When a rape victim went public with her story earlier this year, Jim Foley, Vice President of the University of Montana, sent an email asking if she could be punished under the Student Code of Conduct.
To native Montanans (disclaimer: I am one of them) Missoula is considered the uniquely liberal center of a majority red state—and the University of Montana is seen by most as the epicenter of culture in this college town. UM is known for its strength in liberal arts/humanity courses and its focus on the arts. But what makes it stand out is its more progressive stance on social issues. Most relevant here, UM is unique in Montana for its feminist community—the Women's Center on campus (amazing that it even exists in Montana) explicity boasts the f-word in its mission. While this might not seem groundbreaking to some, the acceptance and promotion of feminism in the most socially liberal city in the state means that Missoula is bit a different from the rest of Montana. Therefore, it would definitely not come to mind for me as the "Rape Capital of Montana," let alone the "Rape Capital of America."
When the U.S. Department of Justice came forward to announce its investigation of the more than 80 rapes that were reported in Missoula in the last three years, I don't think I was the only person who was surprised. But as the story unfolded with the allegations of gender discrimination by the Missoula Police Department, the lack of action by the Missoula County Attorney's office, and—saddest of all—the attempted cover-up and victim-blaming from the University of Montana, Missoula was shown to be far from the city that many Montana women's rights activists thought it was.
The real story regarding the UM's actions in the cover-up came this spring when the Missoulian (the city's newspaper) obtained emails from the University of Montana administrators under the Freedom of Information Act. The most condemning of these were from the school's VP Jim Foley who was in charge of the University PR surrounding these allegations:
- In his email exchanges, Foley wrote that the term "gang rape" (being used to describe the alleged sexual assault by several UM football players of two female students) should be changed to "date rape" instead in any UM official documents—implying that "date rape" would work out better for the UM in the media than the term "gang rape."
- When a Missoula police officer who had originally contacted the University as a private citizen from a personal account asking "stop this spiraling PR mess and take action instead of trying to defend your actions," Foley ignored it and furthered his douchery by demanding an apology from the officer.
- An email was found that showed Foley delayed the release of the UM's final report on the sexual allegations because he feared it would look bad if they were released on the same day as news that a restraining order had been filed against the UM football team's quarterback for rape allegations.
- The biggest act of douchebaggery was when Foley tried punish a victim for coming forward with her story.
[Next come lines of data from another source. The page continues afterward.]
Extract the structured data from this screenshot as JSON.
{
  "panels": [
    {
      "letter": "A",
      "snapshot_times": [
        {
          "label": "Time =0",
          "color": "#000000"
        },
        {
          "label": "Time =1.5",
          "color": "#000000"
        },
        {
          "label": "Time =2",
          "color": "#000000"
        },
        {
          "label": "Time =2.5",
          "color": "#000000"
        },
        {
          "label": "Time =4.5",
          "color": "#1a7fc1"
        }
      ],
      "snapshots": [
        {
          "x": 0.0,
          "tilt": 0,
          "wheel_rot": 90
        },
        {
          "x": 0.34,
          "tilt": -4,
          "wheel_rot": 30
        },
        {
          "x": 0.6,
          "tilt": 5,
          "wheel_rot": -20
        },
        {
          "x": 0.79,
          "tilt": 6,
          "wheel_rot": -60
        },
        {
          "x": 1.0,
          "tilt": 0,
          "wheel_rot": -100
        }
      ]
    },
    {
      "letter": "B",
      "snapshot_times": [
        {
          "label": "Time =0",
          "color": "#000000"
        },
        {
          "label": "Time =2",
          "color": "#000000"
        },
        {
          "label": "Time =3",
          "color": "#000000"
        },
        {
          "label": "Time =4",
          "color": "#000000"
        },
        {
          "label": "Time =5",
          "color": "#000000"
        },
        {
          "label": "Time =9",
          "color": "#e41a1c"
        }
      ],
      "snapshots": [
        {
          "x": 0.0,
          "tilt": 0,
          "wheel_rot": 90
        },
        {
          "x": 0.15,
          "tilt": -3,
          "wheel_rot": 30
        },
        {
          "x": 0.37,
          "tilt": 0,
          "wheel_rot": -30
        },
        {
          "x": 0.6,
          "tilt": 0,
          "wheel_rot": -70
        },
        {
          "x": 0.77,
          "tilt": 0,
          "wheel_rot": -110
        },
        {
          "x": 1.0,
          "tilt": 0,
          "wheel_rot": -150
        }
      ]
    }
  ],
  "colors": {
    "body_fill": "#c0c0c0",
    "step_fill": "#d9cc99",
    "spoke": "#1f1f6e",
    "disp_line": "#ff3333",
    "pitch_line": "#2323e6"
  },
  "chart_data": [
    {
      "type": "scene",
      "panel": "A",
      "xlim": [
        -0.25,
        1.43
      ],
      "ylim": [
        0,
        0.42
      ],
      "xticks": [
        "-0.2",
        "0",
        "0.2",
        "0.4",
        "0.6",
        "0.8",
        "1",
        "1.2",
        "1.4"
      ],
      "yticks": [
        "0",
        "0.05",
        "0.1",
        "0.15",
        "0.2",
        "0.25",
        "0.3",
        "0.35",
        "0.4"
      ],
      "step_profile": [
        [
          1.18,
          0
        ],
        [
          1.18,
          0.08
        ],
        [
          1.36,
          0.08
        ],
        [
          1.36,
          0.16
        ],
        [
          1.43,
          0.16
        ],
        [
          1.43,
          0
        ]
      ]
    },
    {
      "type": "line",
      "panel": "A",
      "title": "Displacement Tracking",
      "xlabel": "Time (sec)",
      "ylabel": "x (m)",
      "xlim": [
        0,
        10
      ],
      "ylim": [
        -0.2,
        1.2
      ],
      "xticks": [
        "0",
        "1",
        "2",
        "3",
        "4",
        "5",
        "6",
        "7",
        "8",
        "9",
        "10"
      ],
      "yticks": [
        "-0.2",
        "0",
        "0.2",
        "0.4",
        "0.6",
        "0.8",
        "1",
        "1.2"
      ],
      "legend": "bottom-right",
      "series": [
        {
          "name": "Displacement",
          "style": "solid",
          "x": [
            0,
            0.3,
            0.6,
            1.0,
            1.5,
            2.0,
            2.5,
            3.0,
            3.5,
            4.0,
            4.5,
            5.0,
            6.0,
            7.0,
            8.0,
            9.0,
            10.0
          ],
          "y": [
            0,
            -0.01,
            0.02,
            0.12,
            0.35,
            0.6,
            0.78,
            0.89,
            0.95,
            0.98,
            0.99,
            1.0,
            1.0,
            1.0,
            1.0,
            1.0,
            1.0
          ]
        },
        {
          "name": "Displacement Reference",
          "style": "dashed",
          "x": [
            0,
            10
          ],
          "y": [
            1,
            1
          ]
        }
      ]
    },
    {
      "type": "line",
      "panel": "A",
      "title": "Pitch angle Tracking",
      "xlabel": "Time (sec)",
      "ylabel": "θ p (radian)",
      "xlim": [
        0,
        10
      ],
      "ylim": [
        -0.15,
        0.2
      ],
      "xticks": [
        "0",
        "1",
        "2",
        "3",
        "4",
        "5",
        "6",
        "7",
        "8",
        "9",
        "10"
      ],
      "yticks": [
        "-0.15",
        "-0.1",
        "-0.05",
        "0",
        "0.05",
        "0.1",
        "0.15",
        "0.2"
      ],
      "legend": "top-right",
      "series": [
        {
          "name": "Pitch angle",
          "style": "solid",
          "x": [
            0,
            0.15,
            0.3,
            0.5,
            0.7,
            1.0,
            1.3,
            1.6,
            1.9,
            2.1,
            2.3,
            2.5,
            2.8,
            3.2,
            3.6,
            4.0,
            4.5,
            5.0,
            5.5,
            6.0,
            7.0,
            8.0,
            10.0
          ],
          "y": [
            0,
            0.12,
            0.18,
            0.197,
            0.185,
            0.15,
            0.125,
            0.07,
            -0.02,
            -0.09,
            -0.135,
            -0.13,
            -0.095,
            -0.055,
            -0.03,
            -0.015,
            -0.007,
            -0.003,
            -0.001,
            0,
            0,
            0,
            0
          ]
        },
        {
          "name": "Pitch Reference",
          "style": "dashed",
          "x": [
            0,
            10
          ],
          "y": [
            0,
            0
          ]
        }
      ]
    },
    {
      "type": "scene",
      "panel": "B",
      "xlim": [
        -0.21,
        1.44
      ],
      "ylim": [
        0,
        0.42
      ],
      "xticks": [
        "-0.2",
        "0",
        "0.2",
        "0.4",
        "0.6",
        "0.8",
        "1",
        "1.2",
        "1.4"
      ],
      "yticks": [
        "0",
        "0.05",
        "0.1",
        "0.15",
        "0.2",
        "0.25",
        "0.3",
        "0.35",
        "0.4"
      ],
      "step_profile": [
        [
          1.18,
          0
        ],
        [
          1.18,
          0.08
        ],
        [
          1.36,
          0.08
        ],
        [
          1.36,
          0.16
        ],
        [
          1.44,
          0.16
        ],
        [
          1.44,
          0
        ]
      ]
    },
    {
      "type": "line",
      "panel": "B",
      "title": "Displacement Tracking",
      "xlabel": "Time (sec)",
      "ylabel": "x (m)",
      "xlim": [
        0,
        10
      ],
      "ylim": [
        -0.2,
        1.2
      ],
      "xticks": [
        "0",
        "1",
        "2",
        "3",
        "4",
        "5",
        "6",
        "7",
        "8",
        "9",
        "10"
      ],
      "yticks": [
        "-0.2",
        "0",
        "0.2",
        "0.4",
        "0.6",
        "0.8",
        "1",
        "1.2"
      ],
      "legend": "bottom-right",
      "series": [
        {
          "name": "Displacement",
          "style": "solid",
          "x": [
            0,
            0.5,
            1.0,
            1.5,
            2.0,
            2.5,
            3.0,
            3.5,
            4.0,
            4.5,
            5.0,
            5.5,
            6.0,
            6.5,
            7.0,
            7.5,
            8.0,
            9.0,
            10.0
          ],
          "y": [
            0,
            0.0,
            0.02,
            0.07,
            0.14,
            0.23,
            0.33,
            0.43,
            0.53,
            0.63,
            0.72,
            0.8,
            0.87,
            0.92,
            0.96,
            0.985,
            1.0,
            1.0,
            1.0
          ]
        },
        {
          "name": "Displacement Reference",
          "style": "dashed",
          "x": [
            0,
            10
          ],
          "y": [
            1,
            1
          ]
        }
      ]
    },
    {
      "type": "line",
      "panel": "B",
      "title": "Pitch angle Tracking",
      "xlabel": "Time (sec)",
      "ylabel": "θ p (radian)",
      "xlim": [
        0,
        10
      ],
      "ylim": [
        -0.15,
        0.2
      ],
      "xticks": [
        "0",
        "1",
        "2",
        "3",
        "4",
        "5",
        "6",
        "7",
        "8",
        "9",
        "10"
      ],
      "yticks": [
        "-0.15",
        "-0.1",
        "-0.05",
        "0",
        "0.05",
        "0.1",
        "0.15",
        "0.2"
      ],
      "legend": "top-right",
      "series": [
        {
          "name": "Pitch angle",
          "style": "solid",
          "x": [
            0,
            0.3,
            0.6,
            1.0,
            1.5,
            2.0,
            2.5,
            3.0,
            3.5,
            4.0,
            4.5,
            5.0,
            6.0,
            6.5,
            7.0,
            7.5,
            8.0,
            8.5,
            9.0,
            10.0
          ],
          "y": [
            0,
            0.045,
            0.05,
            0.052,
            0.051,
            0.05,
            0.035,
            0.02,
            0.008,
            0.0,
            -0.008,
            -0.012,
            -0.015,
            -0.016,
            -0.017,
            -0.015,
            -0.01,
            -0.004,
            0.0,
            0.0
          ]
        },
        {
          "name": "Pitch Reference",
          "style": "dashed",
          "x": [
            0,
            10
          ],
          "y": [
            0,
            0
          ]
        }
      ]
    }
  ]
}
When a student went public about her rape by a fellow student, Foley sent an email to Charles Couture, the then Dean of Students, asking, "Is it not a violation of the student code of conduct for the woman to be publicly talking about the process and providing details about the conclusion?"
Jim Foley more than earns a Douchebag Decree for his actions surrounding the sexual allegations in Missoula. Instead of taking these terribly sad circumstances as an opportunity to stand with survivors and hold those responsible accountable, he furthered the injustice.
While Missoula might be doing some things right by being socially progressive on certain issues, the reality is that it is not immune to the rape culture we live in. What happened in Missoula and the UM—especially the actions of Jim Foley—is intolerable, but I wouldn't be too quick to say that what's happening there that isn't happening everywhere. The fact that this information did come to light and that people are holding others accountable does say something about Missoula that doesn't fit with the "Rape Capital" claims—not all of Missoula is complicit about these actions, and the badass reporting from Missoulian demonstrates that. Most critically, the brave survivors who came forward to report the injustices done to them haven spoken out and are taking a stand that what happened will not be tolerated. Although it's not always safe and prudent for survivors to come forward, these survivors did come forward to show that many people in Missoula do think that rape is unjust. While rape might be a problem in Missoula, it is a problem EVERYWHERE and we should all be willing to call out anyone who is complicit in the tolerance of sexual assault—both perpetrators and those who revictimize and blame survivors. This means you, Jim Foley. Douchebag.